Angela was normally a very bubbly girl and when she reportedly committed her suicide, she was in the middle of writing a cheerful letter to a friend.
According to The Mirror, the Nazi party leadership was extremely worried about Hitler incestuous relationship. By 1931, the Nazis were increasingly getting popular there were fair chances of the party making a breakthrough in the Germany political scene.
A scandal would have completely ruined Hitler’s and the Nazis chance of victory in the elections.
On September 18, 1931, Hitler was due to leave Munich, where the Nazis had their headquarters, for a rally in Hamburg.
Neighbours claimed to have heard Geli shouting to Hitler from their second-floor balcony as he was getting into his car.
Hitler shouted back: "No. For the last time, no." Geli shut herself away in her bedroom.
Next morning servants broke open the door and found her body.
It is not known what they found or what they did before they called the police, but they settled on the story that Angela had committed suicide because she was worried her voice was not good enough to be a singer.

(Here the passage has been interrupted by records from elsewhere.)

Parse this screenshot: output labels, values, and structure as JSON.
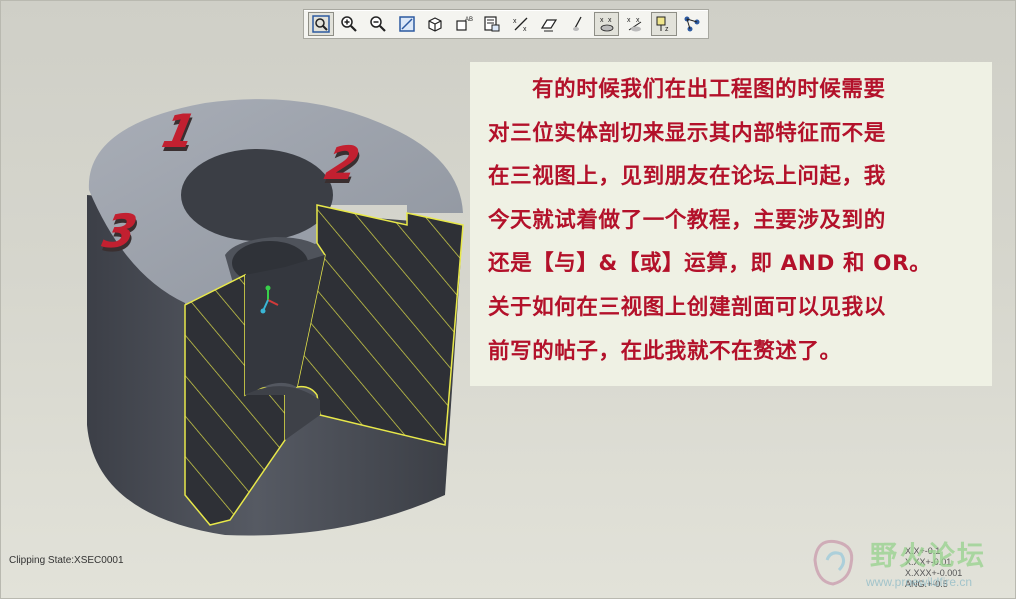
{
  "toolbar": {
    "tools": [
      {
        "icon": "zoom-fit-icon",
        "active": true
      },
      {
        "icon": "zoom-in-icon",
        "active": false
      },
      {
        "icon": "zoom-out-icon",
        "active": false
      },
      {
        "icon": "repaint-icon",
        "active": false
      },
      {
        "icon": "shading-icon",
        "active": false
      },
      {
        "icon": "saved-views-icon",
        "active": false
      },
      {
        "icon": "layer-icon",
        "active": false
      },
      {
        "icon": "datum-planes-icon",
        "active": false
      },
      {
        "icon": "datum-axes-icon",
        "active": false
      },
      {
        "icon": "datum-points-icon",
        "active": false
      },
      {
        "icon": "csys-icon",
        "active": true
      },
      {
        "icon": "annotation-icon",
        "active": false
      },
      {
        "icon": "spin-center-icon",
        "active": true
      },
      {
        "icon": "model-tree-icon",
        "active": false
      }
    ]
  },
  "note": {
    "lines": [
      "有的时候我们在出工程图的时候需要",
      "对三位实体剖切来显示其内部特征而不是",
      "在三视图上，见到朋友在论坛上问起，我",
      "今天就试着做了一个教程，主要涉及到的",
      "还是【与】&【或】运算，即 AND 和 OR。",
      "关于如何在三视图上创建剖面可以见我以",
      "前写的帖子，在此我就不在赘述了。"
    ],
    "text_color": "#b3112a",
    "background": "#eff1e4"
  },
  "model": {
    "labels": [
      "1",
      "2",
      "3"
    ],
    "section_hatch_color": "#e8e84a",
    "body_color": "#4a4d55",
    "top_color": "#9ba1ab"
  },
  "status": {
    "clipping_state": "Clipping State:XSEC0001",
    "tolerances": [
      "X.X+-0.1",
      "X.XX+-0.01",
      "X.XXX+-0.001",
      "ANG.+-0.5"
    ]
  },
  "watermark": {
    "title": "野火论坛",
    "url": "www.proewildfire.cn"
  }
}
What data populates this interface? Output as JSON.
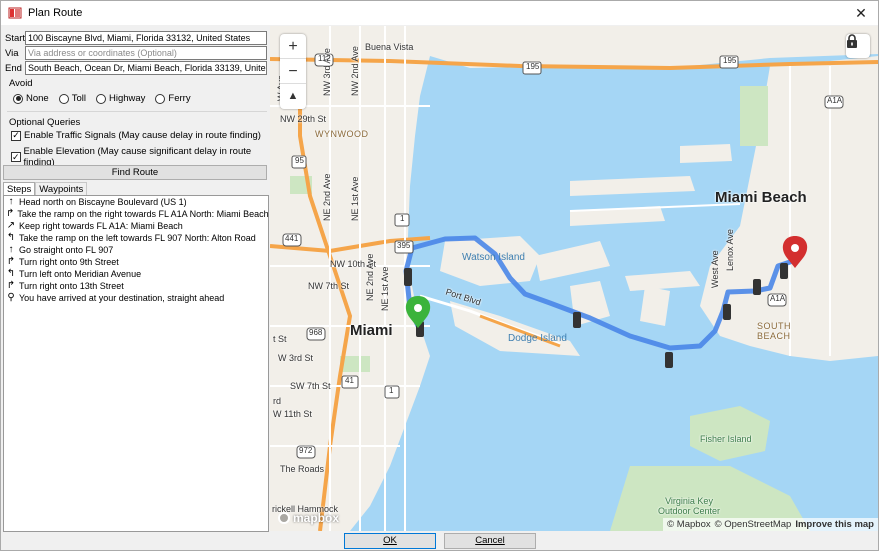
{
  "window": {
    "title": "Plan Route",
    "close_symbol": "✕"
  },
  "form": {
    "start": {
      "label": "Start",
      "value": "100 Biscayne Blvd, Miami, Florida 33132, United States"
    },
    "via": {
      "label": "Via",
      "placeholder": "Via address or coordinates (Optional)"
    },
    "end": {
      "label": "End",
      "value": "South Beach, Ocean Dr, Miami Beach, Florida 33139, United S"
    }
  },
  "avoid": {
    "label": "Avoid",
    "options": [
      "None",
      "Toll",
      "Highway",
      "Ferry"
    ],
    "selected": "None"
  },
  "optional_queries": {
    "label": "Optional Queries",
    "traffic_signals": {
      "label": "Enable Traffic Signals (May cause delay in route finding)",
      "checked": true
    },
    "elevation": {
      "label": "Enable Elevation (May cause significant delay in route finding)",
      "checked": true
    }
  },
  "find_route_label": "Find Route",
  "tabs": [
    "Steps",
    "Waypoints"
  ],
  "active_tab": "Steps",
  "steps": [
    {
      "icon": "arrow-straight-icon",
      "glyph": "↑",
      "text": "Head north on Biscayne Boulevard (US 1)"
    },
    {
      "icon": "ramp-right-icon",
      "glyph": "↱",
      "text": "Take the ramp on the right towards FL A1A North: Miami Beach"
    },
    {
      "icon": "keep-right-icon",
      "glyph": "↗",
      "text": "Keep right towards FL A1A: Miami Beach"
    },
    {
      "icon": "ramp-left-icon",
      "glyph": "↰",
      "text": "Take the ramp on the left towards FL 907 North: Alton Road"
    },
    {
      "icon": "arrow-straight-icon",
      "glyph": "↑",
      "text": "Go straight onto FL 907"
    },
    {
      "icon": "turn-right-icon",
      "glyph": "↱",
      "text": "Turn right onto 9th Street"
    },
    {
      "icon": "turn-left-icon",
      "glyph": "↰",
      "text": "Turn left onto Meridian Avenue"
    },
    {
      "icon": "turn-right-icon",
      "glyph": "↱",
      "text": "Turn right onto 13th Street"
    },
    {
      "icon": "arrive-icon",
      "glyph": "⚲",
      "text": "You have arrived at your destination, straight ahead"
    }
  ],
  "map": {
    "zoom_in": "+",
    "zoom_out": "−",
    "compass": "▲",
    "attribution": {
      "mapbox": "© Mapbox",
      "osm": "© OpenStreetMap",
      "improve": "Improve this map"
    },
    "logo": "mapbox",
    "labels": {
      "buena_vista": "Buena Vista",
      "wynwood": "WYNWOOD",
      "nw29": "NW 29th St",
      "nw10": "NW 10th St",
      "nw7": "NW 7th St",
      "ne1": "NE 1st Ave",
      "ne2": "NE 2nd Ave",
      "miami": "Miami",
      "miami_beach": "Miami Beach",
      "south_beach": "SOUTH\nBEACH",
      "watson": "Watson Island",
      "dodge": "Dodge Island",
      "port_blvd": "Port Blvd",
      "fisher": "Fisher Island",
      "virginia_key": "Virginia Key\nOutdoor Center",
      "the_roads": "The Roads",
      "w3rd": "W 3rd St",
      "sw7": "SW 7th St",
      "w11": "W 11th St",
      "tst": "t St",
      "rd": "rd",
      "hammock": "rickell Hammock",
      "lenox": "Lenox Ave",
      "westave": "West Ave",
      "nw2nd": "NW 2nd Ave",
      "nw3rd": "NW 3rd Ave",
      "nw_ave": "W Ave",
      "ne1_short": "NE 1st Ave",
      "ne2_short": "NE 2nd Ave",
      "shield_112": "112",
      "shield_195": "195",
      "shield_a1a": "A1A",
      "shield_1": "1",
      "shield_395": "395",
      "shield_441": "441",
      "shield_968": "968",
      "shield_41": "41",
      "shield_972": "972",
      "shield_95": "95"
    }
  },
  "footer": {
    "ok": "OK",
    "cancel": "Cancel"
  },
  "colors": {
    "water": "#a5d6f5",
    "land": "#f2efe9",
    "park": "#cde6c2",
    "route": "#4a86e8",
    "highway": "#f5a54a",
    "start_pin": "#3bb33b",
    "end_pin": "#d32f2f"
  }
}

Eighteen months later when the Nazis came to power, they were able to doctor police records to fit the story:
"Detectives found Geli in a blue nightdress, lying face-down on the floor. Her arm was stretched towards
Hitler's Walther pistol on the couch. She had bled from a bullet hole over the heart, which had pierced her lung".
Hitler said he was 100 miles away in Nuremburg when he heard the news of Angela’s death, but at least one police investigator believed he was in the flat when the fatal shot was fired.

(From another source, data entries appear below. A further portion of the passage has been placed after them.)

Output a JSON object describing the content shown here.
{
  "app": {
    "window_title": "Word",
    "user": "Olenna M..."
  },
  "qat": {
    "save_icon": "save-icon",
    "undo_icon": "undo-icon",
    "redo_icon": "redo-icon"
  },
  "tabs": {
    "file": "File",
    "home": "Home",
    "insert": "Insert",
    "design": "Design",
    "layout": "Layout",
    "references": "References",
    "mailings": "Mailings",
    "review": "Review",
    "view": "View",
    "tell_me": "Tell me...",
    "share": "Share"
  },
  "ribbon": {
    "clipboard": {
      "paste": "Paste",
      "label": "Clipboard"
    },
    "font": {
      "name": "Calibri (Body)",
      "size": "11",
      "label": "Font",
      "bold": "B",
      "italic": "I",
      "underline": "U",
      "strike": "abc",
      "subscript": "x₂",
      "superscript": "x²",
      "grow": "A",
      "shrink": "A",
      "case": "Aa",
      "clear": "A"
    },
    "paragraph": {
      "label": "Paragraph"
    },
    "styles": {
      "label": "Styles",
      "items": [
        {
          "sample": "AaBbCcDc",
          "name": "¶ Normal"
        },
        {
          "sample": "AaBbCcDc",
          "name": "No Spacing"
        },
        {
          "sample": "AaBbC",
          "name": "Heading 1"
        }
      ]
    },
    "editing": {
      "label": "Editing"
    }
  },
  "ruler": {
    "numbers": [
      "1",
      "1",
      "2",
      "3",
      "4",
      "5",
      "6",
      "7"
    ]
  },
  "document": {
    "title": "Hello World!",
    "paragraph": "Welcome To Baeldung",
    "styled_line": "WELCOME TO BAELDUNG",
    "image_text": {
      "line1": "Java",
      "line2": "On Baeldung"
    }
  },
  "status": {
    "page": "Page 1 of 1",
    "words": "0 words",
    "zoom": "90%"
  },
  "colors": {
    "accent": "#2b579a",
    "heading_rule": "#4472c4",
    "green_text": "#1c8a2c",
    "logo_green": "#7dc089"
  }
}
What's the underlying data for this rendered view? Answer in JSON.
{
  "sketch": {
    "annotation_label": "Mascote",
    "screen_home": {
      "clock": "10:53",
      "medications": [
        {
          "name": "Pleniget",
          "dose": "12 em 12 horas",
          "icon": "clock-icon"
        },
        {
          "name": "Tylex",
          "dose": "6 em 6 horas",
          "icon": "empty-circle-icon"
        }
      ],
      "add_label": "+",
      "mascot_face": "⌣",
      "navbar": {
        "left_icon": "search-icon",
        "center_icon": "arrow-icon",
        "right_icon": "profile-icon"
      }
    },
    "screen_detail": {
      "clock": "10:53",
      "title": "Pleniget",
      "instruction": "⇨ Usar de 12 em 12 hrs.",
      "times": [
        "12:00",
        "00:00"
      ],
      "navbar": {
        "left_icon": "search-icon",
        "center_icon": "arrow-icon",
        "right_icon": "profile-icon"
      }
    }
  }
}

He wanted to charge Hitler with Angela’s death but was overruled by pro-Nazi officials.
Fritz Gerlich, a German journalist, claimed that instead of leaving that Friday, Hitler had dined with Angela in a restaurant and that Hitler, who seldom touched alcohol, drank beer.
When they went back to the apartment, there was a row and he shot her.
From the rigor mortis, police doctors placed the time of her death as the previous evening, though there was no inquest.
Also surprising was the fact that the bullet had entered above the heart and lodged in her lower back at hip level, meaning the gun had to be pointing downwards and the hand holding it higher than her heart - a strange way to commit suicide.
This apart, none of Hitler's servants admitted hearing a shot but they soon began to contradict themselves. Three different people claimed to have broken down Angela’s door.
According to the paper, the anti-Nazi Munchener Post had at that time reported that Angela’s nose had been broken and there were other injuries on her body as well.